You don't need a seat in Baltimore's Camden Yards to cozy up to the Orioles. In a town thick with local flavor, book a table at Little Italy's Luigi Petti some Thursday night, and chances are you'll find Orioles owner Steve Geppi crooning My Way, along with an occasional celebrity guest like former Los Angeles Dodgers manager Tommy Lasorda.
In walking distance of Harborplace, the Rouse Co. Inner Harbor waterfront development where tourists usually flock, is a trove of lesser-known sites that capture the offbeat nature of the city that spawned writer Anne Tyler and film directors John Waters and Barry Levinson. The best way to experience the Inner Harbor is to traverse Harborwalk, the 7.5-mile path which follows Baltimore Harbor from the base of Federal Hill at the southern end to Canton Waterfront Park, passing Harborplace. If you don't want to cover Harborwalk on foot, you can hop a water taxi (800 658-8947) with 15 stops along the route. A $3.50 ticket ($2.50 for kids) buys unlimited passage for a day.
HOMICIDE SCENE. Start with the American Visionary Art Museum, at landing 4 on the water taxi route. Housed in a former paint factory and whiskey warehouse, it was declared by Congress to be the nation's repository for "self-taught art."
Many of its 100 works are by the institutionalized and homeless and are often comic or unsettling. The museum is open 10 a.m. to 6 p.m., Tuesday through Sunday (410 244-1900).

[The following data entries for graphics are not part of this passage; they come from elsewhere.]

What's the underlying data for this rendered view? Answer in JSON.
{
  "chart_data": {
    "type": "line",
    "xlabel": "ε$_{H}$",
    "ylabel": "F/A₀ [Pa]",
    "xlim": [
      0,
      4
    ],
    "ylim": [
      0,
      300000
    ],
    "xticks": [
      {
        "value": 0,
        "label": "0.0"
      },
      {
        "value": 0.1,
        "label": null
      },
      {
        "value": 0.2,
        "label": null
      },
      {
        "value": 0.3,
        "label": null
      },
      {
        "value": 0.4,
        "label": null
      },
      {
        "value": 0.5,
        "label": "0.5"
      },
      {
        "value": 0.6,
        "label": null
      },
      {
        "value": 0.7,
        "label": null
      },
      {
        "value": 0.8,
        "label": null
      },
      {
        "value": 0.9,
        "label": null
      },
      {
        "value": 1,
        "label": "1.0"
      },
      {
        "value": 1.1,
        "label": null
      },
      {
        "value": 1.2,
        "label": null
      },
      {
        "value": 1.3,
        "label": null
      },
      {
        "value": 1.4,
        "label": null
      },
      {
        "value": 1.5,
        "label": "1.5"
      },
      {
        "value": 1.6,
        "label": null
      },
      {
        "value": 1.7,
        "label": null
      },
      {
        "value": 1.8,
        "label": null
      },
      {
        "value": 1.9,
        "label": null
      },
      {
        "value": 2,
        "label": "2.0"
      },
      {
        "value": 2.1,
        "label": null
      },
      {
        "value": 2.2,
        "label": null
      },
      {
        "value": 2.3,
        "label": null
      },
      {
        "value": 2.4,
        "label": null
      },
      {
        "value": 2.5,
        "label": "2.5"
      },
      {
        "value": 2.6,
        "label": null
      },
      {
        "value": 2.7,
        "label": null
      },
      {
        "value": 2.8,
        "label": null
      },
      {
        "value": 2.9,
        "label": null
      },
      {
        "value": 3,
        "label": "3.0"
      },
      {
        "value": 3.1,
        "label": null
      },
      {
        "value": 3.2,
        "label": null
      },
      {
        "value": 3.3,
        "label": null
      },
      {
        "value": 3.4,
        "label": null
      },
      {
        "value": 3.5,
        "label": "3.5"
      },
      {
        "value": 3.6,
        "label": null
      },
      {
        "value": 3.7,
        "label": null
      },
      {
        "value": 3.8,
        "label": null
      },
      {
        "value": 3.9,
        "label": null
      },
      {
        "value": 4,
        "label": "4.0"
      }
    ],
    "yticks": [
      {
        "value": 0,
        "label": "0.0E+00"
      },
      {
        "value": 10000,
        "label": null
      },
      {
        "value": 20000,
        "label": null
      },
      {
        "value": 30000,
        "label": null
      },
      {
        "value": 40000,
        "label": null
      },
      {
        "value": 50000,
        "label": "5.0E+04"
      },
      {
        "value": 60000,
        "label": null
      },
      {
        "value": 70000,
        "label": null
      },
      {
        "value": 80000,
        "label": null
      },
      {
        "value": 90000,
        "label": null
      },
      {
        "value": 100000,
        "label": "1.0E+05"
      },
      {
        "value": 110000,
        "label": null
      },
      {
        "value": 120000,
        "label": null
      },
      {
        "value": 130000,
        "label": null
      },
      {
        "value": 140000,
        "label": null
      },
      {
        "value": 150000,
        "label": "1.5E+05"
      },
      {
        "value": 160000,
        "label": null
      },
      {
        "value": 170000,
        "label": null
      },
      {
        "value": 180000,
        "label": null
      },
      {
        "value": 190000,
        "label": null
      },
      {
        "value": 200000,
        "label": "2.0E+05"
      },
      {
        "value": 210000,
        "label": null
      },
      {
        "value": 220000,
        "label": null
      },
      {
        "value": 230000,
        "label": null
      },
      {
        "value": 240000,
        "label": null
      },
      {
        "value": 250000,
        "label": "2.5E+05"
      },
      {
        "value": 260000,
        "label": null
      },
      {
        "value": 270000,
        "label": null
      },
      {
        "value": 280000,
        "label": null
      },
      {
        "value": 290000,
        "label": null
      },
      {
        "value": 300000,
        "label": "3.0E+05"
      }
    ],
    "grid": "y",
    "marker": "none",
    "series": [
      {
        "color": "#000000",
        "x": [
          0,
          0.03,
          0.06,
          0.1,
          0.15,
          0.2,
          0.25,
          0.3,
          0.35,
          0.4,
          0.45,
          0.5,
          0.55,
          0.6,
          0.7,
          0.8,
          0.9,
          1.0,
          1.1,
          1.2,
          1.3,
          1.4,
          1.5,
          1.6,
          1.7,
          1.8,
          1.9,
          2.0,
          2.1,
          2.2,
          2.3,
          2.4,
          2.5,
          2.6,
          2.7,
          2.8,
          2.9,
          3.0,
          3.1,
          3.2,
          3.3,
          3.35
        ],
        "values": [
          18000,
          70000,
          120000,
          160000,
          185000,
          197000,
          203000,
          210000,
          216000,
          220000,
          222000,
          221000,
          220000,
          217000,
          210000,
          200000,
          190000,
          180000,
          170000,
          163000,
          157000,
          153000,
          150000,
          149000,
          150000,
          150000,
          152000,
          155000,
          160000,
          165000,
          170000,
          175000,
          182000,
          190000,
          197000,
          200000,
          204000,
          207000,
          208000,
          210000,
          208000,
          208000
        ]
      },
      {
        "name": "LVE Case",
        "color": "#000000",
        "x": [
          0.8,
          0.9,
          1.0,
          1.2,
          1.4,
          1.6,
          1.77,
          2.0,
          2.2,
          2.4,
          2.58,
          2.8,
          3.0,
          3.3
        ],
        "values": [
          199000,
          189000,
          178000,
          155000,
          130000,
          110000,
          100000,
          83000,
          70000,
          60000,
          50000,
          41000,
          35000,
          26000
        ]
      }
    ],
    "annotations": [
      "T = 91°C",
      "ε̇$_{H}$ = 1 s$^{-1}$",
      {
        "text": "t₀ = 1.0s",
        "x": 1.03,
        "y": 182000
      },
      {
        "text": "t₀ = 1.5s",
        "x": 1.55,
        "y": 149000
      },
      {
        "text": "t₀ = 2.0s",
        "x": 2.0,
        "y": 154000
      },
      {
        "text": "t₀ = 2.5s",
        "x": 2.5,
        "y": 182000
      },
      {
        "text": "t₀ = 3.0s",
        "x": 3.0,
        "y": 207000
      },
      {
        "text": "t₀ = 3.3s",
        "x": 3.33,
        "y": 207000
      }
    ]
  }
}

As you walk toward the Inner Harbor, the Revolutionary War-era Federal Hill looms to the left. Six blocks up Light Street is Cross Street Market, an enclosed farmers' market where you'll find a bar and lively singles crowds Fridays and Saturdays. If the water taxi doesn't satisfy your nautical urge, two ships sail from Harborplace. The Minnie V, a 45-foot skipjack sloop built in 1906, takes 24 passengers on an hour-and-a-half sail, encouraging you to help crew (410 685-0295). Or try the Clipper City, a 158-foot replica of an 1854 Baltimore Clipper (410 539-6277). It sponsors weekend Cajun, reggae, or calypso cruises.
Five blocks east of Harborplace is Little Italy. Locals go to Sabatino's for bookmaker's salad (lettuce, cheese, tomatoes, shrimp, eggs, anchovies, and parmesan dressing), Caesar's Den for veal, Da Mimmo for dressy dining, and Vaccaro's for dessert. Past Little Italy lies Fells Point, the location for TV's Homicide. Check out the Waterfront Hotel on Thames Street, where bar scenes are filmed and where you may find actors after hours. The hotel doesn't serve overnight guests now, so consider Celie's Waterfront Bed & Breakfast at 1714 Thames St. (410 522-2323) or the Admiral Fell Inn at 888 S. Broadway (410 522-7377). Some of Celie's seven rooms have fireplaces; daily rates run from $100 to $200. The 210-year-old Admiral Fell Inn, once a boarding house for sailors, offers 80 rooms and charges $195 for a two-bed room to $350 for a bilevel suite with fireplace.
The Point is home to funky stores, flea markets, antique shops, restaurants, and bars, including the internationally known Bertha's Mussels (the shellfish come in everything from herbed butter to cream sauce). As you make your way toward Canton Waterfront Park, note the S.S. Capt. James, a building shaped like a ship. Inside is a 24-hour diner where the waitresses address everyone by the local appellation "Hon." Two blocks inland from the park is a two-block square of bars and restaurants. Don't miss Nacho Mama's, decorated with Elvis and sports memorabilia. The menu includes meatloaf, Santa Fe chicken, and nachos--a $6.95 plate piled high enough for a big meal. Put your name on the long waiting list and practice passing as a native. All you need is the accent. Repeat: "How 'bout dem Balmer Oryuls, Hon?"